Hana tidak menjawab. Tubuhnya gemetar hebat. Bukan karena kedinginan, tapi karena kemarahan yang membuncah. Ia melihat ke arah mobil Bima yang kini sudah menghilang di tikungan jalan.
Cukup, Bima. Cukup, batinnya berteriak.
Hana mengusap perutnya yang mendadak menegang keras. "Jangan takut, Nak. Lumpur ini bisa dicuci, tapi dosa ayahmu tidak akan pernah bersih."
Saat itu juga, sebuah taksi berhenti di depannya. Sopirnya segera turun dan membantu memasukkan koper Hana ke bagasi dengan wajah iba.
"Mau ke mana, Mbak?" tanya sopir itu lembut.
Hana menatap apartemen megah di seberangnya untuk terakhir kali. Apartemen itu kini tampak seperti penjara yang mengerikan di matanya.
Ia tidak akan pergi ke rumah orang tuanya untuk dicaci maki ibu tiri. Ia juga tidak akan tetap tinggal di Jakarta untuk menjadi sasaran hinaan Bima.
"Ke Stasiun Gambir, Pak," jawab Hana mantap. Suaranya tidak lagi bergetar.
"Stasiun, Mbak? Mau pulang kampung?"
Hana mengangguk pelan. "Iya. Saya mau pulang ke tempat di mana manusia masih punya hati."

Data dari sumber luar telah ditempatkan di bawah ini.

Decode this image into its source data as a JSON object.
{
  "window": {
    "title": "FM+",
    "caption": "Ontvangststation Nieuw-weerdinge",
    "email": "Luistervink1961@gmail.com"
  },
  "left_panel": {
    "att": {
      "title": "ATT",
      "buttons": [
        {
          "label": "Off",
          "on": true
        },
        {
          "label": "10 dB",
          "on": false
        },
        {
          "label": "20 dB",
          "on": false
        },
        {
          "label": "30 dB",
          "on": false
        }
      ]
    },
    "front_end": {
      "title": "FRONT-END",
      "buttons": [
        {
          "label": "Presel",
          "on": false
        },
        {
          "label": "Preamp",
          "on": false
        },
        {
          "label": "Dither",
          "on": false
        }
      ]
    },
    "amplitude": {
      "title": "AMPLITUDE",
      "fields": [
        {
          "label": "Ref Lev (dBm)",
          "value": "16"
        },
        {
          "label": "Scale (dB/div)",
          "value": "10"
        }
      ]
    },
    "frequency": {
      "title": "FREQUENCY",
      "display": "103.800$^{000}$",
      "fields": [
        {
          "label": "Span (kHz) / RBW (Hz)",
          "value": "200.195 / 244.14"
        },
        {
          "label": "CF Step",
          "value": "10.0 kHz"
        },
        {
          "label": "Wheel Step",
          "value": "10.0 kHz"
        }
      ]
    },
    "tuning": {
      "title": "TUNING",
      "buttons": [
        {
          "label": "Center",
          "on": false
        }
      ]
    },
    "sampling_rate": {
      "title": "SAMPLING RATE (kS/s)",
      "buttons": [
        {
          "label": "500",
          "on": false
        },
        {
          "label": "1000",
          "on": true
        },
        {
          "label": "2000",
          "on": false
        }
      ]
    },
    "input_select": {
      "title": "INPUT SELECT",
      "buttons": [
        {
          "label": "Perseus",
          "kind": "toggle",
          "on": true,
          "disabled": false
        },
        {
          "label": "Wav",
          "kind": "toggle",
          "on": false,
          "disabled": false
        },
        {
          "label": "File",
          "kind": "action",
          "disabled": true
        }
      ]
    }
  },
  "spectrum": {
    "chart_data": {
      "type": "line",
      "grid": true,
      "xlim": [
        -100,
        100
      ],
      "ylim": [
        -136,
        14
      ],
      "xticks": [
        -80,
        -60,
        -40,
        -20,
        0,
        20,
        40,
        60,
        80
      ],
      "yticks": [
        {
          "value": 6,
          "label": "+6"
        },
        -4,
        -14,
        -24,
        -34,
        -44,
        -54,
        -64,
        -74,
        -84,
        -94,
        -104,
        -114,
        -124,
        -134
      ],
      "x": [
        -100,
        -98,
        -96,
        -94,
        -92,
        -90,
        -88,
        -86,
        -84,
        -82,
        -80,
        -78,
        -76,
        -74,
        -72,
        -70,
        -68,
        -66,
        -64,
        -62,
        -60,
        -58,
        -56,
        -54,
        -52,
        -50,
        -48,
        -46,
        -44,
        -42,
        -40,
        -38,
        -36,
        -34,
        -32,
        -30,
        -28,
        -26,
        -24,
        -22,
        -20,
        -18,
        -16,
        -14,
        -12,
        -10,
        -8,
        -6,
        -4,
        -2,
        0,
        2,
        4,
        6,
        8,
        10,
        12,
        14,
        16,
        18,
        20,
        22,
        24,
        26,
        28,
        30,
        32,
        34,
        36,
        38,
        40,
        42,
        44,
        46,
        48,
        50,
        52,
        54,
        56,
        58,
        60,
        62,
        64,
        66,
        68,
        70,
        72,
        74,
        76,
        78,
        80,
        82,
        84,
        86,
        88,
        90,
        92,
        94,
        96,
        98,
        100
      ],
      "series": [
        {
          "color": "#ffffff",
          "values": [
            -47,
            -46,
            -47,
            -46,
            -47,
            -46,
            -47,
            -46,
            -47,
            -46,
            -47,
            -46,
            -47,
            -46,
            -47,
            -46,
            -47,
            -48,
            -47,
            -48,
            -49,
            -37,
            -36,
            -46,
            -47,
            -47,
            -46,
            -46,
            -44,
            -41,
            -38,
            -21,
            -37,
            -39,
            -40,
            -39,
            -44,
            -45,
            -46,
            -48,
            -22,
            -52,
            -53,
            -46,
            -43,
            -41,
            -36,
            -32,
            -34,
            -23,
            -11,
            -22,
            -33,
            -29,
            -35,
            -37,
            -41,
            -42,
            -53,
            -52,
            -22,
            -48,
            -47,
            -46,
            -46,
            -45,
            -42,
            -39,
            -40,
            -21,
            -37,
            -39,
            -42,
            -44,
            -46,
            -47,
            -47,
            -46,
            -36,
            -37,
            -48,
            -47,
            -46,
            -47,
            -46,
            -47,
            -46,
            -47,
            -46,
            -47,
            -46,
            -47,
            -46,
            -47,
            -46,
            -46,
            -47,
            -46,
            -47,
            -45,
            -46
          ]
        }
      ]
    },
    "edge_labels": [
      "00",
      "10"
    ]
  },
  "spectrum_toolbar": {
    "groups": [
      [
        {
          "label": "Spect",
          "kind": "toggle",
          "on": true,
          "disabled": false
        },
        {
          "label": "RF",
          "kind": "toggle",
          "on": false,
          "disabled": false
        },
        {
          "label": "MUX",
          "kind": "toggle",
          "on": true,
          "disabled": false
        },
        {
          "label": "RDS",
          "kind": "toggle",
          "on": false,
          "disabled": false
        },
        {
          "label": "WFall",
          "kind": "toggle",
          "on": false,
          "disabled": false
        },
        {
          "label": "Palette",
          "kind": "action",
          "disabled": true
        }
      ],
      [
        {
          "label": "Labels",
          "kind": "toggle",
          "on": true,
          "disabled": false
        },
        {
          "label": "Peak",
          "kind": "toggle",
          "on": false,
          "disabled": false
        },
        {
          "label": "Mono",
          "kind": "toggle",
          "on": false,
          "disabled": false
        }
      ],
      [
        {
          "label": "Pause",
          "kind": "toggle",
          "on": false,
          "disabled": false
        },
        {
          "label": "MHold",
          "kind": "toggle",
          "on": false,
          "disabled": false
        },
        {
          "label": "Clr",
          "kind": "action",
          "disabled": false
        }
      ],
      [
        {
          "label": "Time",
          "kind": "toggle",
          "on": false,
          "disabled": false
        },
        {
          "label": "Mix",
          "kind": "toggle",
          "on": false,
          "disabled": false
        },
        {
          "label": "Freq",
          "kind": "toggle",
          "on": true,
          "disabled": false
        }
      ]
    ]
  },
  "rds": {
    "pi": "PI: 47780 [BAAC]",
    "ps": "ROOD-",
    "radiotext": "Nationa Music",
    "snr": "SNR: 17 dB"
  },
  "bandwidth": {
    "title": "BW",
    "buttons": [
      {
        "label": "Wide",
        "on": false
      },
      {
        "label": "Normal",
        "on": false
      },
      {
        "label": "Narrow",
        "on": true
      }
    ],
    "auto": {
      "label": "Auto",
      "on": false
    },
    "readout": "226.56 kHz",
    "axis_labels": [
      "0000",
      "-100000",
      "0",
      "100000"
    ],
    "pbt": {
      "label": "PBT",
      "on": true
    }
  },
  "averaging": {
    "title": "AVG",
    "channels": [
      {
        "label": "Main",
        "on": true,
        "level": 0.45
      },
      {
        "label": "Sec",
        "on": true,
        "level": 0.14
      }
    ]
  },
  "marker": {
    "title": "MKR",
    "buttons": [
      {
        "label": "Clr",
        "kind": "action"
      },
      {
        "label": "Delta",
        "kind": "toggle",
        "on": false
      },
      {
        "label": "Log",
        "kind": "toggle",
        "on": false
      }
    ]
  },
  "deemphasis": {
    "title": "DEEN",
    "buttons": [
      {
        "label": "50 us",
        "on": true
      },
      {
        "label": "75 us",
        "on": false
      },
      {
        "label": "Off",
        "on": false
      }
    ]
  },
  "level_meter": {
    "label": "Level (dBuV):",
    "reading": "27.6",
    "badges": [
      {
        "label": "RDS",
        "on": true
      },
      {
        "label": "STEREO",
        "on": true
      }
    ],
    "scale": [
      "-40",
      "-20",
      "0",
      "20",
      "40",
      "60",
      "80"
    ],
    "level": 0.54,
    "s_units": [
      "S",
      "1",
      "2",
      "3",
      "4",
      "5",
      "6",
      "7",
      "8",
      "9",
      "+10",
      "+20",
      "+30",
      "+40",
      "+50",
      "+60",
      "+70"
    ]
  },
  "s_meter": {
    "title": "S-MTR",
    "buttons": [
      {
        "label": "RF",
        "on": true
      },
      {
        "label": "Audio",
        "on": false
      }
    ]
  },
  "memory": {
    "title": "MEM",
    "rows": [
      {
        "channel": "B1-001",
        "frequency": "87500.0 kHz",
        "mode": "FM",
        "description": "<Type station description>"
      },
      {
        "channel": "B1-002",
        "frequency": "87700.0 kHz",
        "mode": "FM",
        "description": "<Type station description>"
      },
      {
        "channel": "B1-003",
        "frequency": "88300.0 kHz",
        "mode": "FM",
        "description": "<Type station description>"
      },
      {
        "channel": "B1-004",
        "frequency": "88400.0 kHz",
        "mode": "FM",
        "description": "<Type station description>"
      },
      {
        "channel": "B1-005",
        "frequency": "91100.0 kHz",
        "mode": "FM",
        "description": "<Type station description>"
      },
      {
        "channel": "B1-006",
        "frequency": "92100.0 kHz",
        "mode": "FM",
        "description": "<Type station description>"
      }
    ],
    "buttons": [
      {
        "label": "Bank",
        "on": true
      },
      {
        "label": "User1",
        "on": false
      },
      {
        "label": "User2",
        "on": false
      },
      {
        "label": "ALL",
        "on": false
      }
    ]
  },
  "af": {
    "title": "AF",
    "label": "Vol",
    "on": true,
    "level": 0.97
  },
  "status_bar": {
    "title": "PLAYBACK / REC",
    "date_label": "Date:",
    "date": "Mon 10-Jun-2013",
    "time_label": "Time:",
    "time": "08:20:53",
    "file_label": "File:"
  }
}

Di dalam taksi, Hana mengeluarkan ponselnya. Ia menghapus semua foto Bima, memblokir nomor teleponnya, menghapus semua akun media sosialnya, dan mematahkan kartu SIM-nya menjadi dua bagian.
Ia membuang serpihan kartu itu ke luar jendela taksi saat mobil mulai membelah kemacetan Jakarta.
Bima mengira ia telah menang karena berhasil menghina Hana. Ia mengira Hana akan menderita dan akhirnya merangkak kembali padanya. Namun, Bima tidak tahu bahwa saat air lumpur itu mengenai tubuh Hana, rasa cinta terakhir yang tersisa di hati wanita itu ikut luruh dan hanyut bersama kotoran.
Hana Anindita yang lembut telah mati di pinggir jalan itu. Dan yang kini sedang menuju stasiun adalah seorang ibu yang memiliki dendam paling tenang yang pernah ada.
Akankah Bima menyadari bahwa tindakannya hari ini telah memutus rantai terakhir yang menghubungkannya dengan anak kandungnya? Dan tantangan apa yang menanti Hana saat ia tiba di stasiun dengan kondisi baju yang kotor dan tubuh yang mulai demam?
...----------------...
To Be Continue ...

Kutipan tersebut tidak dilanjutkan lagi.